Good People Don’t Question (Anything about) the Holocaust
Apologies to Jeff Sessions for the paraphrase making the title above. Sessions, of course, said that good people don’t smoke marijuana, an obviously false statement whose near-infinite sweep invites comparison with the ubiquitous demonology in which everyone who grew up after World War II in any of the major countries of the West has been immersed for decades encompassing every moment of the formative stages of our lives. The falsity of my title’s statement is utterly unknown, even as an intellectual proposition, to more than ninety-nine percent of my contemporaries, and is practically unrecognizable without the two-word label (Holocaust Denier) that constitutes the blackest, stickiest tar with which any reputation or name can be besmirched in these oh, so-politically correct times.

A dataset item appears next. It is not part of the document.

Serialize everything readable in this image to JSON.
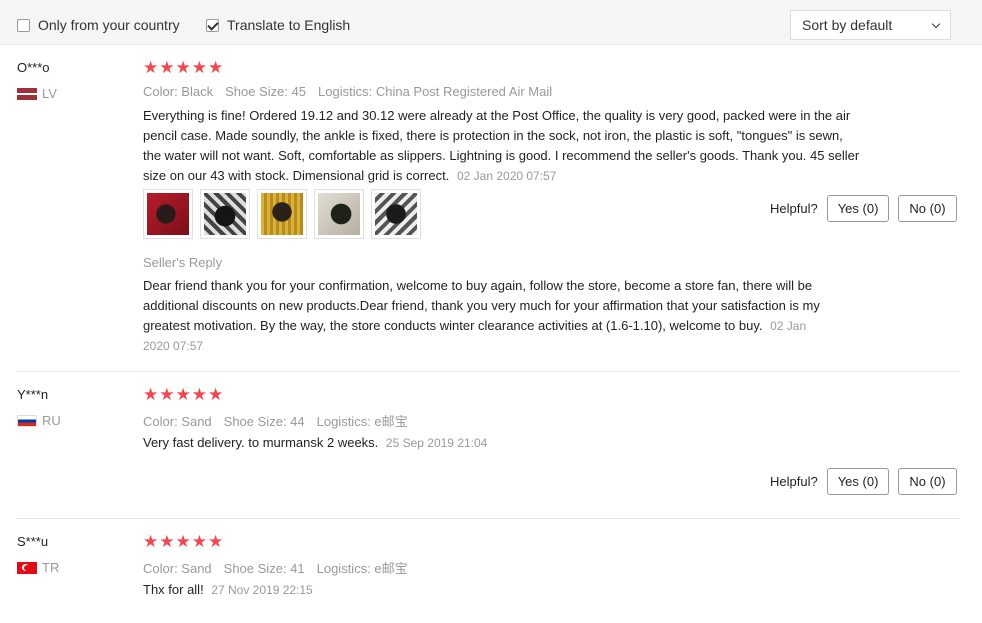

To an extent that the makers of Reefer Madness could only dream about, we have all our lives all inhabited a world in which not only the falsity of Holocaust Refutation (not Denial, nor Revisionism, either) is totally undoubted, but further, the evil intent or proclivities of anyone entertaining those forbidden doubts also is unquestionable: they are Hitler apologists, neo-Nazis, anti-Semites, and perverts of a kind difficult even to imagine. Was/is this a conspiracy? Not quite; in fact, it hatched as it proceeded, with the kick-off occurring somewhere between clandestine reports from communists in German labor camps and the Nuremberg Tribunals and other “trials” at Dachau and dozens of other places. Something more like a snowball, or an avalanche; not altogether different from successful hysterias against defenseless groups (Germans in this case, “witches” in others, Negroes in the American South in others), but this one vastly international in scope and many decades in endurance.
No matter: today, the Western world is inhabited almost exclusively by Holocaust fanatics: people so long and so thoroughly imbued with the German-demonizing (and later increasingly Jew-sanctifying) understanding of a series of events that acquired its present name only after 1967 that anyone even admitting to the slightest doubt of any of its numerous and dubious particulars immediately becomes an outlaw, de facto if not de jure.
Sessions’s risible characterization of (the) people who smoke pot (yes, all of them) is instantly rejected by a very large proportion of Americans who have heard it. But if he had uttered a line such as the title of this piece, any rejection of it would have been vanishingly small (and very quiet for the rejecters’ own sakes).
And this holds whether Sessions or any other bigot had voiced it.